Yes I realise that the White openreach box is, in its own sense a modem (Whats the proper term for this?). But I do still require a 'modem' that also acts as the NAT router to connect through PPPoE to plus net.
Thanks for the link. In my circumstance my Master socket is actually further away than the from where the line comes in to our house. (The joys of living in really old houses)

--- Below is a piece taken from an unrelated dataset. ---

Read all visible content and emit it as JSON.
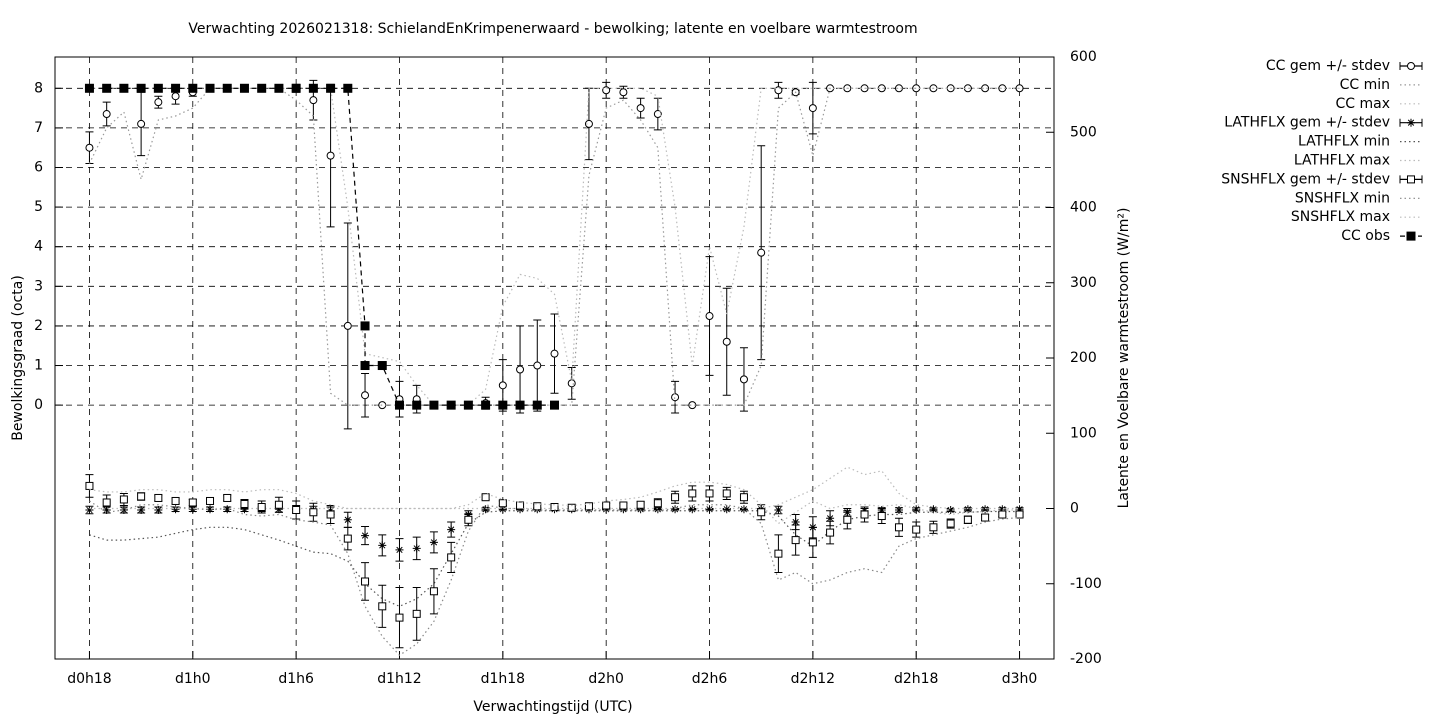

If I was to connect the openreach modem to the socket where the line comes directly in to the house, would I see any increase in internet speed?
Plusnet Staff
Plusnet Staff
Posts: 6,346
Thanks: 31
Fixes: 5
Registered: ‎26-11-2011

Re: Openreach Modem and Router

Hi spudy12,
If you can locate your Master Socket and use this, you see an increase in speeds but it's difficult to tell without knowing what the quality of your internal wiring is.
With regards to the Homeplugs - my first warning is; don't expect full speeds using these, they are a great solution and are generally better than wireless but they don't guarantee to carry full speeds.
Wherever you decide to connect your Modem, it will need a router connecting to the modem. Once you have this setup in place you'll be able to run 1 Homeplug to a power source and Ethernet to and from the router/powerline adapter.
From then on, you can put the other homeplug anywhere in your house (assuming it's all on the same electrical circuit). From the second Homeplug, you'd Ethernet from it and into the device you're wanting to connect up to.